KiKi gave me a little poke in the ribs and whispered, “I do declare, you got your wish and then some, honey. This here is drama with a capital D, and if I’m not mistaken, we have ourselves another prime murder suspect or two.”
Chapter Eight
“TURN here,” I said to KiKi and pointed at the sign for Lighthouse Road. The Beemer slowed, tires crunching over the gravel leading to the docks.
“I don’t see any big old truck that could have knocked you into the soup,” KiKi said, pulling to a stop by the sun-bleached fish market house. “There’s no one here, not a single car in the lot. Maybe we should forget this. Icy didn’t appear to be all that pleasant, and whatever in the world am I going to talk to the man about anyway to try and keep him occupied?”
“Shrimp.” I got out of the car just as a young woman came around the corner of the building, toddler in her arms.
“Can I help you?” The girl was young, midtwenties, with short blonde hair and bright blue eyes.
“What a cute little boy,” KiKi said, giving me a this is what I’m talking about look. “Children are a true blessing.” Subtlety was not Auntie KiKi’s strong suit.
“They are indeed.” The girl cradled the toddler and blew raspberries on his tummy.
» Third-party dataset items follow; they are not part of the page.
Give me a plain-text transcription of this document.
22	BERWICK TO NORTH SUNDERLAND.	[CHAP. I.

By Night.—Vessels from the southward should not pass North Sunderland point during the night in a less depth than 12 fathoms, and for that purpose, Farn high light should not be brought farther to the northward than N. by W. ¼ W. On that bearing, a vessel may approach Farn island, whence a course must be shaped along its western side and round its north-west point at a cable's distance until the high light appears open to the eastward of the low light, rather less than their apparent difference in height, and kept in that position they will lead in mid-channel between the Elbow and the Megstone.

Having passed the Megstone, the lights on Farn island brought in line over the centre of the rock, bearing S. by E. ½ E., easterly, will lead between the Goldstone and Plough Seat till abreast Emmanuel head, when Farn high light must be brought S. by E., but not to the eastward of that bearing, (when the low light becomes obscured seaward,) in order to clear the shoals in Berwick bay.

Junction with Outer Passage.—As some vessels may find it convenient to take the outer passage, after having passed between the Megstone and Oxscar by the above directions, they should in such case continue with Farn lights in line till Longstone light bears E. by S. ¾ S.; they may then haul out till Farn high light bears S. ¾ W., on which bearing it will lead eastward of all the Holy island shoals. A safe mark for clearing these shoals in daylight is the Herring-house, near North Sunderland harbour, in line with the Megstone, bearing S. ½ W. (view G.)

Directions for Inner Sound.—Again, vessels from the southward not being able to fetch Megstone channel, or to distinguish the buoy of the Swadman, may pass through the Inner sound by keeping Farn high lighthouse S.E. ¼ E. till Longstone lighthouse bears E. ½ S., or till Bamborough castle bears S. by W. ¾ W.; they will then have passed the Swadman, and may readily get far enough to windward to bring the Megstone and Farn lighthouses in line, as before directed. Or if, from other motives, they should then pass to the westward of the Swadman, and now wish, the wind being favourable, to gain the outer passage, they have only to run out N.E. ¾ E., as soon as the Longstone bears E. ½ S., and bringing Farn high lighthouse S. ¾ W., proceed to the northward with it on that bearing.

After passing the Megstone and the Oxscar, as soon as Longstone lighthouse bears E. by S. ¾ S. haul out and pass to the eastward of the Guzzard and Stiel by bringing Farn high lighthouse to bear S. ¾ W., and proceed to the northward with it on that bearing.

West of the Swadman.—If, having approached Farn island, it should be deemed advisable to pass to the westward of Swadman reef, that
He giggled and squirmed, his dark eyes laughing, his black curly hair shining in the sunlight. “If you all are looking for shrimp, we’re sold out for today. My father had a funeral and didn’t get a chance to go out in the boat this morning. He gave the crew the day off—too hot on the water to catch much right now anyway, especially midday.
“Funerals are so sad,” I ventured, trying to get some information as to why Icy was out at Bonaventure. “Hope it wasn’t anyone close.”
“Oh, Lordy, no. Just some no-count, troublesome piece of scum I got mixed up with and who we’re all better off without.” The girl kissed the top of the toddler’s head. “Isn’t that right, doodlebug.” The girl looked so serious and protective, cuddling her baby close in
spite of the heat. “I think Daddy wanted to make sure the bastard was gone for good and out of our lives. Things will be better now, I’m sure of it,” she said to herself as much as to us. “So much the better. I know that sounds mighty terrible, speaking ill of the dead and all, but this person was the devil incarnate and then some.” She nodded at the market. “I have some nice flounder inside.”
“Flounder,” I repeated tying to digest what I just heard.
“Fresh fish? Isn’t that what you’re looking for?” The girl asked.
“Right,” KiKi said. “Fresh fish, of course. We sort of had out hearts set on the shrimp. We’ll be back tomorrow.” She tugged me toward the car. “Take care of that baby now, you hear.”
“Oh, I will. His granddaddy would skin me alive if I didn’t.”
KiKi and I got in the car and exchanged wide-eyed looks. We waved to the girl and she waved back, her little boy doing the baby bye-bye thing. “Holy Moses and sweet Jesus above,” KiKi whispered as we headed up Lighthouse Road and turned onto a country lane. “Are you thinking the same thing I’m thinking?”
“That if we gave that baby a goatee and added on thirty years, we’d have Simon Ambrose reincarnated?”
KiKi pulled off onto a sandy shoulder, careful not to do Swamp Adventures part two. “Icy Graham wasn’t into Simon for borrowing money. Icy wanted Simon out of his grandson’s life.”
“That’s what I thought too, but it just doesn’t add up if you think about it. I mean instead of Icy wanting to get rid of Simon, why didn’t the girl blackmail Simon. She could have threatened to tell Waynetta that Simon had a child. Waynetta would have hated that and ditched Simon in a heartbeat. Simon sure didn’t want that to happen. He would have paid her plenty to keep quiet, don’t you think.”
KiKi shook her head. “That’s not the way that little girl thinks. She loves that baby. He’s her whole life and my guess is he’s Icy Graham’s life too. Simon was all about money, anything for a buck, and now Icy Graham and his daughter are glad he’s dead. There was money in this for Simon somehow. He was working an angle.”